C/C++ Users Journal, January 2006

C++/CLI Serialization

Converting objects to a form that can persist on disk or be transmitted to other processes

By Rex Jaeschke

Rex Jaeschke is an independent consultant, author, and seminar leader. He serves as editor of the Standards for C++/CLI, CLI, and C#. Rex can be reached at http://www.RexJaeschke.com/.

Most useful applications depend on information of a more permanent nature than that generated during a single execution. For example, applications that access an inventory typically query (and possibly update) one or more related data files. The lives of such "master files" transcend that of the execution of any of the applications that use them. Other applications involve the communication of messages between separate programs, often referred to as client and server. While the life of a message is often much shorter than that of a database record, the creation of both involves the use of some data format external to the applications that manipulate them.

This month, we'll see how objects can be converted into some external form suitable for use in file storage or for transmission during interapplication communication. The process of converting to some external form is known as "serialization," while that of converting back again is known as "deserialization."

Introduction

Consider the example in Listing 1, which writes a number of values of a variety of object types to a new disk file, closes that file, and then reads those values back into memory again.

In case 1, we define a variable of type BinaryFormatter. Objects of this type allow the serialization and deserialization of any object or an entire graph of connected objects in some binary format. (We'll later see how alternate formats can be used.)

In case 2, we create a new file having the name shown. The suffix ".ser" has no special meaning; it's simply a local convention that signifies a serialized data file. Each of the cases 3a-3h results in an object being serialized to that file. In the case of the string, each character is written. In the case of the arrays, all elements are written. In the case of the DateTime, all data contained within that type and any associated dependencies are written. In the case of the primitive type values, they are first boxed and the corresponding objects are written. As such, Serialize need only be defined to accept an argument of type Object^.
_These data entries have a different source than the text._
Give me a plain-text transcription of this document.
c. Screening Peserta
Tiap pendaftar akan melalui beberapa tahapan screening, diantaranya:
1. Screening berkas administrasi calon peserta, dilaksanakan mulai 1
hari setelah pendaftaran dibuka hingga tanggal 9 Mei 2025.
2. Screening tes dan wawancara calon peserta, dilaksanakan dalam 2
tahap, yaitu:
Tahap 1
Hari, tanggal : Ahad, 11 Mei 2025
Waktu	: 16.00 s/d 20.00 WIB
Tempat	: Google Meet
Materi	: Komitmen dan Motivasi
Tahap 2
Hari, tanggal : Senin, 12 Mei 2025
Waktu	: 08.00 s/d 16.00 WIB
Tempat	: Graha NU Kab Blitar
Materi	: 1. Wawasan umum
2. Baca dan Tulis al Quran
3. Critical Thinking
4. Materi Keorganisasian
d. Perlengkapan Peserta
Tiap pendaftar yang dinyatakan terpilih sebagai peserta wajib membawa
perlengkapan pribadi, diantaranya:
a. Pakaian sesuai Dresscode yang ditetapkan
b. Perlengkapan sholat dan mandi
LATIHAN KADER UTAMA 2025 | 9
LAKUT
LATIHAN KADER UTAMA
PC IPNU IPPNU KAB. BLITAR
We retrieve the serialized data by calling the function Deserialize, as shown in case 6a. Because that function returns a value of type Object^, we need to convert that to the appropriate type, which we do via a cast.

When executed on the date and time shown, the output in Figure 1 is produced.

Serializing Objects That Contain References

In the previous example, we wrote and read relatively simple types. How is an object that contains numerous handles to other objects handled? Consider a dictionary of 20,000+ words, stored in a collection such that entries can be retrieved by key. The Standard Library provides such a collection class called Hashtable, which is used in the example shown in Listing 2.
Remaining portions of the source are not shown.